Correct Method of Handling Accruals
To show all earnings in the period in which they actually accrue is called the “accrual method.” Under this method the income earned but not received during the current period is set up among the assets, just as in the case of sales, with this difference, however: the claim for the broken portion belonging to this fiscal period need not be recorded day by day but only at the end of the period. Most income items of this sort are due, either by contract or by custom, at the end of certain definite periods. The setting up of a claim for a broken, i.e., an uncompleted portion, does not mean that such a claim is on that date legally enforceable, but that it is a claim equitably belonging to the current period.

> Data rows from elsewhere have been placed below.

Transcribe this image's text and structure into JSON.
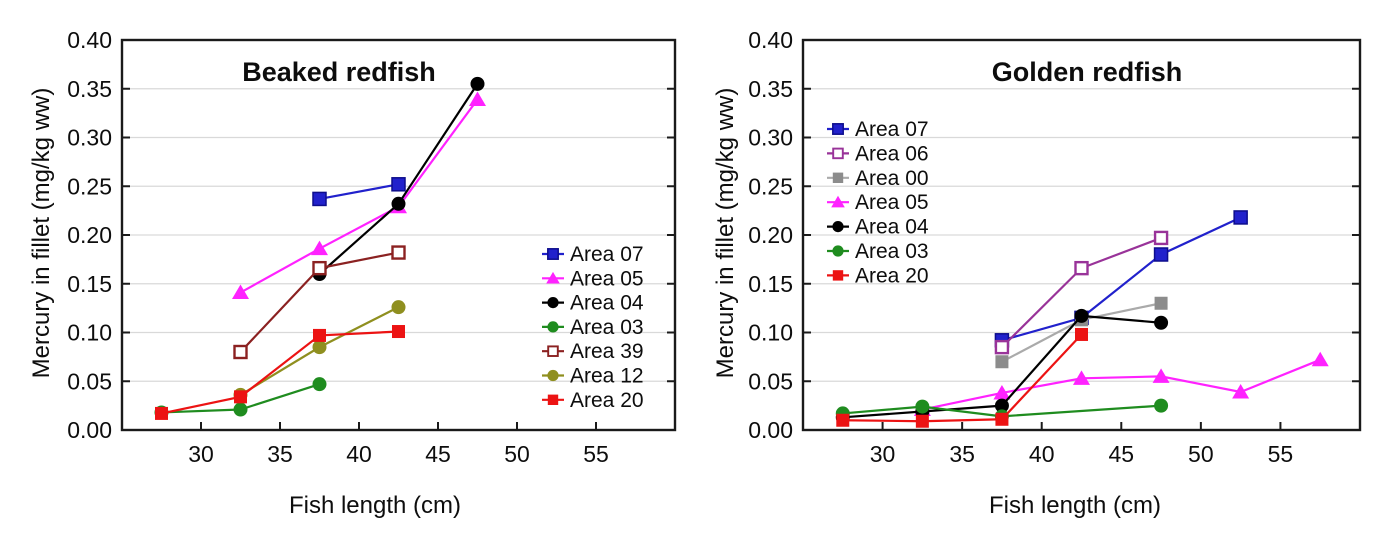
{
  "page": {
    "background": "#ffffff",
    "description_left_panel": "Beaked redfish mercury vs length line chart",
    "description_right_panel": "Golden redfish mercury vs length line chart"
  },
  "chart_data": [
    {
      "type": "line",
      "title": "Beaked redfish",
      "xlabel": "Fish length (cm)",
      "ylabel": "Mercury in fillet (mg/kg ww)",
      "xlim": [
        25,
        60
      ],
      "ylim": [
        0,
        0.4
      ],
      "xticks": [
        30,
        35,
        40,
        45,
        50,
        55
      ],
      "yticks": [
        0.0,
        0.05,
        0.1,
        0.15,
        0.2,
        0.25,
        0.3,
        0.35,
        0.4
      ],
      "grid": "horizontal",
      "legend_position": "inside-middle-right",
      "series": [
        {
          "name": "Area 07",
          "marker": "square",
          "color": "#2121cc",
          "edge": "#0d0d8c",
          "points": [
            [
              37.5,
              0.237
            ],
            [
              42.5,
              0.252
            ]
          ]
        },
        {
          "name": "Area 05",
          "marker": "triangle",
          "color": "#ff22ff",
          "points": [
            [
              32.5,
              0.141
            ],
            [
              37.5,
              0.186
            ],
            [
              42.5,
              0.229
            ],
            [
              47.5,
              0.339
            ]
          ]
        },
        {
          "name": "Area 04",
          "marker": "circle",
          "color": "#000000",
          "points": [
            [
              37.5,
              0.16
            ],
            [
              42.5,
              0.232
            ],
            [
              47.5,
              0.355
            ]
          ]
        },
        {
          "name": "Area 03",
          "marker": "circle",
          "color": "#1f8c1f",
          "points": [
            [
              27.5,
              0.018
            ],
            [
              32.5,
              0.021
            ],
            [
              37.5,
              0.047
            ]
          ]
        },
        {
          "name": "Area 39",
          "marker": "open-square",
          "color": "#8b2121",
          "points": [
            [
              32.5,
              0.08
            ],
            [
              37.5,
              0.166
            ],
            [
              42.5,
              0.182
            ]
          ]
        },
        {
          "name": "Area 12",
          "marker": "circle",
          "color": "#8f8f1f",
          "points": [
            [
              32.5,
              0.036
            ],
            [
              37.5,
              0.085
            ],
            [
              42.5,
              0.126
            ]
          ]
        },
        {
          "name": "Area 20",
          "marker": "square",
          "color": "#ec1313",
          "points": [
            [
              27.5,
              0.017
            ],
            [
              32.5,
              0.034
            ],
            [
              37.5,
              0.097
            ],
            [
              42.5,
              0.101
            ]
          ]
        }
      ]
    },
    {
      "type": "line",
      "title": "Golden redfish",
      "xlabel": "Fish length (cm)",
      "ylabel": "Mercury in fillet (mg/kg ww)",
      "xlim": [
        25,
        60
      ],
      "ylim": [
        0,
        0.4
      ],
      "xticks": [
        30,
        35,
        40,
        45,
        50,
        55
      ],
      "yticks": [
        0.0,
        0.05,
        0.1,
        0.15,
        0.2,
        0.25,
        0.3,
        0.35,
        0.4
      ],
      "grid": "horizontal",
      "legend_position": "inside-upper-left",
      "series": [
        {
          "name": "Area 07",
          "marker": "square",
          "color": "#2121cc",
          "edge": "#0d0d8c",
          "points": [
            [
              37.5,
              0.092
            ],
            [
              42.5,
              0.115
            ],
            [
              47.5,
              0.18
            ],
            [
              52.5,
              0.218
            ]
          ]
        },
        {
          "name": "Area 06",
          "marker": "open-square",
          "color": "#993399",
          "points": [
            [
              37.5,
              0.085
            ],
            [
              42.5,
              0.166
            ],
            [
              47.5,
              0.197
            ]
          ]
        },
        {
          "name": "Area 00",
          "marker": "square",
          "color": "#8c8c8c",
          "line_color": "#aaaaaa",
          "points": [
            [
              37.5,
              0.07
            ],
            [
              42.5,
              0.113
            ],
            [
              47.5,
              0.13
            ]
          ]
        },
        {
          "name": "Area 05",
          "marker": "triangle",
          "color": "#ff22ff",
          "points": [
            [
              32.5,
              0.021
            ],
            [
              37.5,
              0.038
            ],
            [
              42.5,
              0.053
            ],
            [
              47.5,
              0.055
            ],
            [
              52.5,
              0.039
            ],
            [
              57.5,
              0.072
            ]
          ]
        },
        {
          "name": "Area 04",
          "marker": "circle",
          "color": "#000000",
          "points": [
            [
              27.5,
              0.013
            ],
            [
              32.5,
              0.019
            ],
            [
              37.5,
              0.025
            ],
            [
              42.5,
              0.117
            ],
            [
              47.5,
              0.11
            ]
          ]
        },
        {
          "name": "Area 03",
          "marker": "circle",
          "color": "#1f8c1f",
          "points": [
            [
              27.5,
              0.017
            ],
            [
              32.5,
              0.024
            ],
            [
              37.5,
              0.014
            ],
            [
              47.5,
              0.025
            ]
          ]
        },
        {
          "name": "Area 20",
          "marker": "square",
          "color": "#ec1313",
          "points": [
            [
              27.5,
              0.01
            ],
            [
              32.5,
              0.009
            ],
            [
              37.5,
              0.011
            ],
            [
              42.5,
              0.098
            ]
          ]
        }
      ]
    }
  ]
}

Showing of Accrued Items on Balance Sheet
As to the section of the balance sheet in which these accrued income items should be shown, usually they are true current assets and should be so listed. They frequently arise in connection with current assets, e.g., the interest accruing on notes, stocks, and bonds held, and are therefore just as current as the assets themselves, or even more so. Where not so arising, as in the cases of rents, royalties, etc., usually the contract or customary period of settlement is so short as to make the claims under them true current assets. Occasionally the accrued earning is added to the value of the particular asset and so shown in the balance sheet. A better practice, because more definite, is to list them separately under the title, Accrued Income, Accrued Accounts Receivable, or other similar title.
Valuation of Accrued Items
The principle of valuation of accrued income items is apparent. On the supposition that the concern will continue in business, the accrued income is proportioned between the two periods on the basis of the portion of the time belonging to each period. However, this does not mean that the portion so taken shall be valued at its face. The accrued portion is worth as a portion neither more nor less than the whole is worth as a whole. If there is doubt as to the ability to collect it when it falls due, certainly the valuation placed on the accrued portion should express that doubt. In other words, unless the claim is fully secured by collateral or other pledges, valuation should be on exactly the same basis as for the other receivable items, such as the claims against trade debtors, other open accounts receivable, notes receivable of various kinds, etc.
Accounting for Accrued Income
The accounting for accrued income presents no particular difficulties. In addition to the two methods discussed in Volume I, pages 116 to 119, a third which is considerably more laborious than either of them is frequently employed, and is as follows: At the time of adjusting and before closing the books, for every item of accrued income a separate asset account is set up. Thus, for royalties an account, Accrued Royalties Receivable, would record the claim on account of royalties at the same time the accrued income from royalties is being recorded in a suitable income account. Thus there is distinct separation of the asset and income elements.
From this point two methods are in use for handling the subsequent record of the item. Under the first method, the income when actually received or legally due is recorded in the regular income account. This thus shows an inflated figure because it is not offset by the portion credited to the previous period, the asset account covering this, remaining unchanged throughout the current period. At its close, however, proper adjustment is made by adding to, or subtracting from, the amount held over from the close of the previous period such an amount as will make its new balance show the correct amount of accrued income as at the close of the current period. The contra credit or debit to the above entry, as the case may be, is of course to the particular income account, causing it to reflect the true income for the current period.
Under the second method, the first entries for the new year consist in transferring all accrued income asset balances to their respective income accounts, where they serve the purpose of automatically adjusting the full receipt of income a portion of which was credited in the previous period, to the amount properly belonging to the current period. At the close of the period any adjustment on account of accrued income is handled by debiting the asset account and crediting the income account exactly as before.